Limitations: It is cost-volume focused and may not capture qualitative factors (infrastructure, risk, service level, etc.) unless those are handled separately.
(d) ABC analysis
Purpose: ABC analysis is a selective inventory control technique that classifies inventory items by their annual consumption value (annual usage quantity × unit cost) so that managerial attention is concentrated where it matters most.
Typical pattern (as presented):
- A items: small number of items, very high share of annual usage value (tight control needed).
- B items: moderate number and moderate value share (normal control).
- C items: large number of items, low value share (simple controls are sufficient).

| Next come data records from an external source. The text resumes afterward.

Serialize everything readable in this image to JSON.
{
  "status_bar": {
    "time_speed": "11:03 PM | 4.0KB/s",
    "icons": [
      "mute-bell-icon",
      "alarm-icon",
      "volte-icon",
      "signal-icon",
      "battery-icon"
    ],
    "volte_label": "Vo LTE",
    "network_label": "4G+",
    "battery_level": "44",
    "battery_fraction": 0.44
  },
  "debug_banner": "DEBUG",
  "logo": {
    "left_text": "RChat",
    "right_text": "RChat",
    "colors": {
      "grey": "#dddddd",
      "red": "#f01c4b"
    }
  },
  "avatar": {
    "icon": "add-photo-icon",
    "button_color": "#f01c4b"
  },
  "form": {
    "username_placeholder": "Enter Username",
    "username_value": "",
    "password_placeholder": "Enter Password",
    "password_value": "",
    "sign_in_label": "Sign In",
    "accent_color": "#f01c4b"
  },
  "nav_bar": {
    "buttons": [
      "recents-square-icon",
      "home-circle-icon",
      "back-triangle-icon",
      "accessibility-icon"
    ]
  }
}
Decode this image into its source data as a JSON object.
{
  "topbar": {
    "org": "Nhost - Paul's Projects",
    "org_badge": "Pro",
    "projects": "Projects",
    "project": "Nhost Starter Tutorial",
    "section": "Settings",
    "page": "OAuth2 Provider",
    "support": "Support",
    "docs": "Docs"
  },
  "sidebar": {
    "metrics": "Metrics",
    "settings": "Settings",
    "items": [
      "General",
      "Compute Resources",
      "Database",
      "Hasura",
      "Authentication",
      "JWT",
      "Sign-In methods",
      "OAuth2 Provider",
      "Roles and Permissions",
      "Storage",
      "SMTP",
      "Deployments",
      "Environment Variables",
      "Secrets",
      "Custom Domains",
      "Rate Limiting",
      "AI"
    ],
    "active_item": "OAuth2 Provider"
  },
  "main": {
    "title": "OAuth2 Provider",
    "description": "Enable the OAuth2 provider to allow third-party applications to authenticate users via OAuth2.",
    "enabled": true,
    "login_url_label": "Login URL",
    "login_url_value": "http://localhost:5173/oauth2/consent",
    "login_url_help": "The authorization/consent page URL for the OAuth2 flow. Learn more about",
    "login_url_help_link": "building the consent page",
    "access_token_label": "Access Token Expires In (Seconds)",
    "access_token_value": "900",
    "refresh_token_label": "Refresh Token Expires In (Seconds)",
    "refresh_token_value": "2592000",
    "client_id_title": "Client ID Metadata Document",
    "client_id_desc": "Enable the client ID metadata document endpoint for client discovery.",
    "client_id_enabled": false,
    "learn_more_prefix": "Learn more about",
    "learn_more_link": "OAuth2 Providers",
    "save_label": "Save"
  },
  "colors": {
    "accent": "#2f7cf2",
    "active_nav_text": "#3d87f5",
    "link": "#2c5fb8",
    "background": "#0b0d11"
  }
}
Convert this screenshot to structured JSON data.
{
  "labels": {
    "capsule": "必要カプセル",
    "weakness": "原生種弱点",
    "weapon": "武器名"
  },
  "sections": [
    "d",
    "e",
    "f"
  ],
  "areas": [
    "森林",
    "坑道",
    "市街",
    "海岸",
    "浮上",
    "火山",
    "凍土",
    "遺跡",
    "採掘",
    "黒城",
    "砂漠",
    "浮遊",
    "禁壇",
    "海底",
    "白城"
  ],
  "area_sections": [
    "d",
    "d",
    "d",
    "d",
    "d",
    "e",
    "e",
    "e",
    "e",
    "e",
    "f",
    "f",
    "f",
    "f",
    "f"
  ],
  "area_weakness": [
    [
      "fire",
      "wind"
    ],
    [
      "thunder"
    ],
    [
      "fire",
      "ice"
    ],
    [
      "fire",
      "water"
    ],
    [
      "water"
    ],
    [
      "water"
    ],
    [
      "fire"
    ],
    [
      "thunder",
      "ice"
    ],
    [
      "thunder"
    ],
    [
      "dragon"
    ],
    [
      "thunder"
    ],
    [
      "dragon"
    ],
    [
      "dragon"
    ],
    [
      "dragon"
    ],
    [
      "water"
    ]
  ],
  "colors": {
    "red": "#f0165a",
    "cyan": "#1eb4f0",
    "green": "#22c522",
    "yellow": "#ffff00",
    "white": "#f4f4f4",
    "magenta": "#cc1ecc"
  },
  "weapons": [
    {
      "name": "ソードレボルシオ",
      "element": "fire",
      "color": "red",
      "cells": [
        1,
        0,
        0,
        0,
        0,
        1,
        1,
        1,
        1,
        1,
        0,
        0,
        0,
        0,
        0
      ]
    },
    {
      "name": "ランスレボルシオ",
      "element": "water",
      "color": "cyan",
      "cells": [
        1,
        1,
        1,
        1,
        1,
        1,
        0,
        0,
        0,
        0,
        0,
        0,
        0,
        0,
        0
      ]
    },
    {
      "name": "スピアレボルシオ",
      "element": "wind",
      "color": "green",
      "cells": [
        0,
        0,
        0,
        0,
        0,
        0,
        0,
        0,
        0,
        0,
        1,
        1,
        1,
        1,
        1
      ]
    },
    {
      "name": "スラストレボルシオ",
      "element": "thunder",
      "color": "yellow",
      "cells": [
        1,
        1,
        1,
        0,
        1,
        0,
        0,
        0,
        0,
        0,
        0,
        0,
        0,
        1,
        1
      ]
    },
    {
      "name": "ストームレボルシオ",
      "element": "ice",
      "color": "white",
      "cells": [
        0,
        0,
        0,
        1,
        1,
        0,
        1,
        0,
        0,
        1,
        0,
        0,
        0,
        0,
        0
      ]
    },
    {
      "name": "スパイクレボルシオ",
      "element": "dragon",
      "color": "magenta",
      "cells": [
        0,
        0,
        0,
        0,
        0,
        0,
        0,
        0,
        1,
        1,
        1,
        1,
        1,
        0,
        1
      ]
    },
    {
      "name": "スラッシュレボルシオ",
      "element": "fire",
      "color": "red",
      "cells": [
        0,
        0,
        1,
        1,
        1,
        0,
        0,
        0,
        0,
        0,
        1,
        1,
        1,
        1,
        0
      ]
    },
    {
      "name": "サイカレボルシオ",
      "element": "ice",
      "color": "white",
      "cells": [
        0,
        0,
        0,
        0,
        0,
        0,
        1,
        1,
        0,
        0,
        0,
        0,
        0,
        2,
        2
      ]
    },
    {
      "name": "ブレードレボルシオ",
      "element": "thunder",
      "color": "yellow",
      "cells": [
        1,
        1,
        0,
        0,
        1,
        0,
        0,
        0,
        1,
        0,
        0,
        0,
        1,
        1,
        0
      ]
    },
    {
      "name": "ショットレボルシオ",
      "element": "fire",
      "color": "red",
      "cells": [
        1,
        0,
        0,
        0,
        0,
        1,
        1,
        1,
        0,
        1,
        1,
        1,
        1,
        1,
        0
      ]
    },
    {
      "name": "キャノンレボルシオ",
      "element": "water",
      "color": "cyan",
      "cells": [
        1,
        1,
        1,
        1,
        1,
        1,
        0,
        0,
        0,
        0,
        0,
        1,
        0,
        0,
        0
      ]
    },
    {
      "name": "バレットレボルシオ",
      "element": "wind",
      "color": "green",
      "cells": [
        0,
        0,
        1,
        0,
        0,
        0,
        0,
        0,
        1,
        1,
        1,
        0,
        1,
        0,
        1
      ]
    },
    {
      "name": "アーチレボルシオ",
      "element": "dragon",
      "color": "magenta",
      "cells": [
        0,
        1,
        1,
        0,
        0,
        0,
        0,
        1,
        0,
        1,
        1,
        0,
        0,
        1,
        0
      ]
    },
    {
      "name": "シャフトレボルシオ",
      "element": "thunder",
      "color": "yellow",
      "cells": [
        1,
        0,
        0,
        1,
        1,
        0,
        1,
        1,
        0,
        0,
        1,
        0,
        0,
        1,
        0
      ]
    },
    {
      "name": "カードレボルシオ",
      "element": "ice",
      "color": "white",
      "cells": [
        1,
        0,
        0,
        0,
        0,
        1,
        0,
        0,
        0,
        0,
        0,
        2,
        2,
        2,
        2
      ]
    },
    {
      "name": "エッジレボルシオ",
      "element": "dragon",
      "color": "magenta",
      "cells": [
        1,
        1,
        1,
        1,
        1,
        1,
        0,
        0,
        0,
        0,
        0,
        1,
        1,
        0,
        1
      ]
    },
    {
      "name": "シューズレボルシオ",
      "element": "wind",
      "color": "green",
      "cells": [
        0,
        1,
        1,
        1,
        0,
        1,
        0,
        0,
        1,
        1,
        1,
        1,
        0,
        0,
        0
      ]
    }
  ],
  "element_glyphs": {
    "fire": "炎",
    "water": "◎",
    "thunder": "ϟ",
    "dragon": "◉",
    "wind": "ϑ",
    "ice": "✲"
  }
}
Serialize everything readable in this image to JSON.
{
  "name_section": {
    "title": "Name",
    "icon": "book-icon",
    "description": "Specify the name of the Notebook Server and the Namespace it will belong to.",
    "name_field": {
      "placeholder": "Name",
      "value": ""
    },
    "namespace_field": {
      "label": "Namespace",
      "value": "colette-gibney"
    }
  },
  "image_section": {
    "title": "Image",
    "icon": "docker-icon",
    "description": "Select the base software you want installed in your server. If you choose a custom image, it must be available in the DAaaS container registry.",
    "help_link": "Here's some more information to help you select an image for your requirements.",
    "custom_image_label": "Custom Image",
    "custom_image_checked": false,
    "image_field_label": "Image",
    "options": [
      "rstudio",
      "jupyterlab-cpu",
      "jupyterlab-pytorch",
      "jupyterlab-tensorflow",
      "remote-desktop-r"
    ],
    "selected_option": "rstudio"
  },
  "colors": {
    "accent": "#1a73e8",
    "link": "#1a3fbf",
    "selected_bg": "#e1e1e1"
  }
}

How it is carried out: compute annual usage value item-wise, rank items in descending order, compute cumulative percentages, and set breakpoints for A, B, and C classes.
Management implication: apply strict review and accurate records to A items, periodic controls for B, and simplified methods for C (since the cost of control should not exceed the value protected).
(e) Critical Path Method (CPM)
Purpose: CPM is a project planning and control technique used when activity times are assumed deterministic (known with certainty). It identifies critical activities and computes timing information that supports scheduling and control.
Key outputs:
- ES(j), EF(j): earliest start and earliest finish times
- LS(j), LF(j): latest start and latest finish times
- Slack/float: allowable delay without delaying project completion
- Critical path: the longest-duration path; activities on it are critical (zero slack), so any delay delays the entire project.
Why it is useful: CPM focuses management attention on the activities that can delay completion and uses slack information to prioritize resources and monitoring.